Part B: … with consideration of social factors. Social factors relate to extended social groups having distinctive cultural, social, political, and/or economic organizations. They have importance to how people relate to each other and organize around social interests.

 

  • Our computer vision-based dance-coaching game makes dance training more accessible and engaging. Traditional dance lessons can be hard to find, especially in remote areas and especially if one does not want to consistently pay for the classes. Our game removes these barriers by letting users practice at home with just a camera and computer setup. Using Mediapipe and Unity, it analyzes an input video and compares the user’s movements to an ideal reference. Real-time feedback helps users improve without needing an in-person instructor. This makes dance education more available to people who may not have the resources or opportunities to attend formal classes.
  • Beyond accessibility, our game also fosters cultural exchange and social engagement. Dance is deeply tied to cultural identity, and by incorporating a variety of dance styles from different traditions, the game can serve as an educational tool that promotes appreciation for diverse artistic expressions. Users can learn and practice traditional and contemporary dance forms, helping preserve cultural heritage while making it more interactive and engaging for younger generations. Additionally, the game can create virtual dance communities, encouraging users to share their performances, participate in challenges, and interact with others who share their interests.

 

Part C: … with consideration of economic factors. Economic factors are those relating to the system of production, distribution, and consumption of goods and services.
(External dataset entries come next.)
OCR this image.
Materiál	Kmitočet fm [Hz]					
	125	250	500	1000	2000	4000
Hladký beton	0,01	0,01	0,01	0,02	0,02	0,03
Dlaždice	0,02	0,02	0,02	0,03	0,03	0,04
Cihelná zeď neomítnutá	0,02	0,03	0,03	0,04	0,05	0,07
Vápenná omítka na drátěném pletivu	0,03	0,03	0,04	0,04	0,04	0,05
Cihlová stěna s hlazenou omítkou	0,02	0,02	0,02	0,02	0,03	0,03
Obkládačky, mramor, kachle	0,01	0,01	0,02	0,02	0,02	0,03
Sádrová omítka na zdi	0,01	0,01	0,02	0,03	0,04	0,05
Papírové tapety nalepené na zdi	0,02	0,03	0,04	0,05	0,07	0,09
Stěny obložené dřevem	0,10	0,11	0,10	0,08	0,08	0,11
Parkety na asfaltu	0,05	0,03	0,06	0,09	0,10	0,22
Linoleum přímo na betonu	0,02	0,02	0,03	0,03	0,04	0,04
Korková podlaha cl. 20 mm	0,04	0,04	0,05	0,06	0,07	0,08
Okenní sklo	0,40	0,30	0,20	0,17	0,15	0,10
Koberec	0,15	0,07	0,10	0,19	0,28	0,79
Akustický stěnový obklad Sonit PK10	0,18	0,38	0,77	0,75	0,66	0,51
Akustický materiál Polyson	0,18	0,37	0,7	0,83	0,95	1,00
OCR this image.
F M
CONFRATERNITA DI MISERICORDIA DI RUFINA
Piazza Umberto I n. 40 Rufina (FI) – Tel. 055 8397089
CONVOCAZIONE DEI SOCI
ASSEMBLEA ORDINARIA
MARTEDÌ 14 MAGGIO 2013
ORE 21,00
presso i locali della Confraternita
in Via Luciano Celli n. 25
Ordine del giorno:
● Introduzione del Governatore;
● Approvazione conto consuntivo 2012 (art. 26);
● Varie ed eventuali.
  • Since our application relies only on a webcam and computer processing, its economic impact is primarily related to accessibility, affordability, and potential market reach. Unlike traditional dance classes, which require ongoing payments for instructors/studio rentals, our application offers a cost-effective alternative by enabling users to practice and improve their dance skills from home. This affordability makes dance education more accessible to individuals who may not have the financial means to attend in-person lessons, thus reducing economic barriers to learning a new skill.
  • Additionally, our application aligns with current technological trends in society, where software-based fitness and entertainment solutions generate revenue through app sales, subscriptions, or advertisements. The fact that danCe-V only requires a computer webcam also reduces the financial burden on users, as they do not need specialized equipment beyond a standard webcam and computer. This makes it an economically sustainable option for both consumers and potential business models, allowing the platform to reach a broad audience while keeping costs low.

 

Images:

Testing from video input: 

Testing from direct webcam footage:

Danny’s Status Report for 2/8

Starting from this past week, I mostly acted in the role of a “Project Manager” for our project as a whole, managing all the tasks that needed to be done and putting a schedule together. This has been made more difficult by our second project pivot from making a dancing game to a dancing coach instead. As a part of that pivot, we decided to scrap our idea of incorporating a haptic feedback device to increase player immersion for our game. Since I had originally been designated the main person responsible for creating this haptic feedback device, I had been mostly conducting research on how I wanted to put this device together, which components to buy, and how the integration could work. Additionally, I had been preparing for our equipment procurement, which was scheduled to happen next week.

Because of our pivot, my efforts will now be redirected towards the CV part of the project. After helping the team create a renewed schedule that reflects our pivot and all the new tasks that need to be done, I’ve started to conduct research in the implementation of Computer Vision, since I’m relatively inexperienced in the field. I will then begin work on processing the input reference video and the webcam video with teammate Akul Singh.